Disjoint open sets in a metric subspace corresponds to disjoint open sets in the original metric space.

A classic lemma on metric subspaces (useful in dimension theory, e.g. see van Mill, infinite-dimensional topology, prerequisites and an introduction p. 127):

let $Y$ be a subspace of the metric space $X$ and denote by $\rho Y$ ($\rho X$) the set of closed subsets of $Y$ (resp. $X$) and define $d(x,\emptyset)=+\infty$ for convenience. Then for a closed $A \subseteq Y$ the set $\kappa(A)=\{x \in X: d(x,A) \le d(x,Y \setminus A) \}$ defines a map from $\rho Y \to \rho X$ with the following properties

  1. $\kappa(\emptyset)=\emptyset, \kappa(Y)=X$.
  2. $\kappa(A) \cap Y = A$ for any $A \in \rho Y$.
  3. If $A \subseteq B, A,B \in \rho Y$ then $\kappa A \subseteq \kappa(B)$.
  4. If $A,B \in \rho Y$, $\kappa(A \cup B)=\kappa(A) \cup \kappa(B)$.

The proof isn't hard.

Now, if you have disjoint open $O, O'$ in $Y$. Then $A := Y\setminus O$ is in $\rho Y$, and so is $B:= Y \setminus O'$ and disjointness tells us that $A \cup B = Y$ so $\kappa(A) \cup \kappa(B)=\kappa(Y)=X$ and so it's clear that $U = X\setminus \kappa(A)$ and $U' = X\setminus \kappa(B)$ are the required disjoint "$X$-extensions" for $O$ resp. $O'$.


Suppose $Y$ is a subspace of a metric space $X$, and $U_1,U_2$ are subsets of $Y$ which are open in $Y$. Assuming $U_1$ and $U_2$ are nonempty, the disjoint sets $$V_1=\{x\in X:d(x,U_1)\lt d(x,U_2\}$$ and $$V_2=\{x\in X:d(x,U_2)\lt d(x,U_1\}$$ are open because the functions $x\mapsto d(x,U_1)$ and $x\mapsto d(x,U_2)$ are continuous.
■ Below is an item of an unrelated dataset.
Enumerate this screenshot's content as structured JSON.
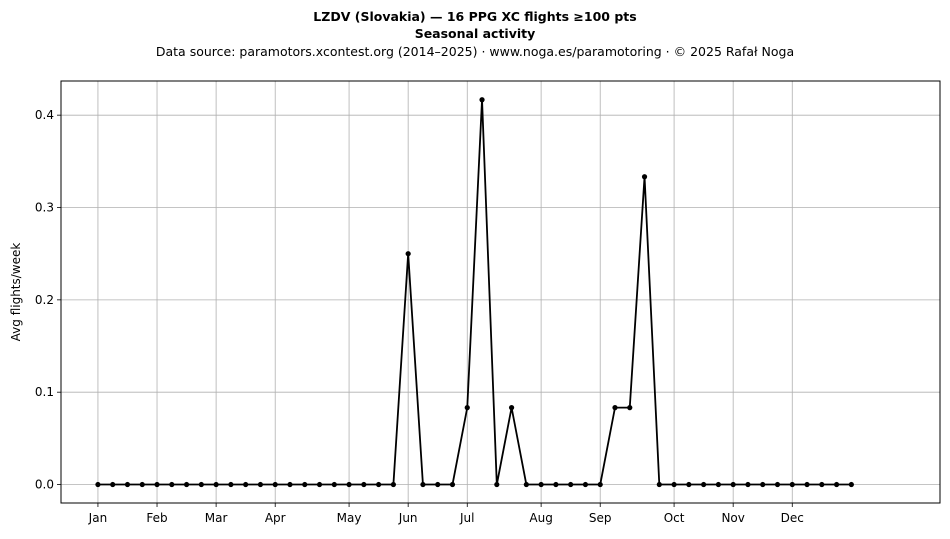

Finally, $U_1\subseteq V_1$ because $$x\in U_1\implies d(x,U_1)=0\lt d(x,Y\setminus U_1)\le d(x,U_2)\implies x\in V_1,$$

and similarly $U_2\subseteq V_2$.

That's assuming $U_1$ and $U_2$ are nonempty. Of course, if $U_i=\emptyset$, we can simply take $V_i=\emptyset$ and $V_{3-i}=X$.

P.S. We may as well let $Y=U_1\cup U_2$. That is, all we need to assume is that $U_1$ and $U_2$ are disjoint sets which are open in $U_1\cup U_2$, which is another way of saying that $U_1$ and $U_2$ are separated sets, disjoint sets such that neither contains a limit point of the other. We have shown that in a metric space, any two separated sets (for example, disjoint closed sets) are contained in disjoint open sets.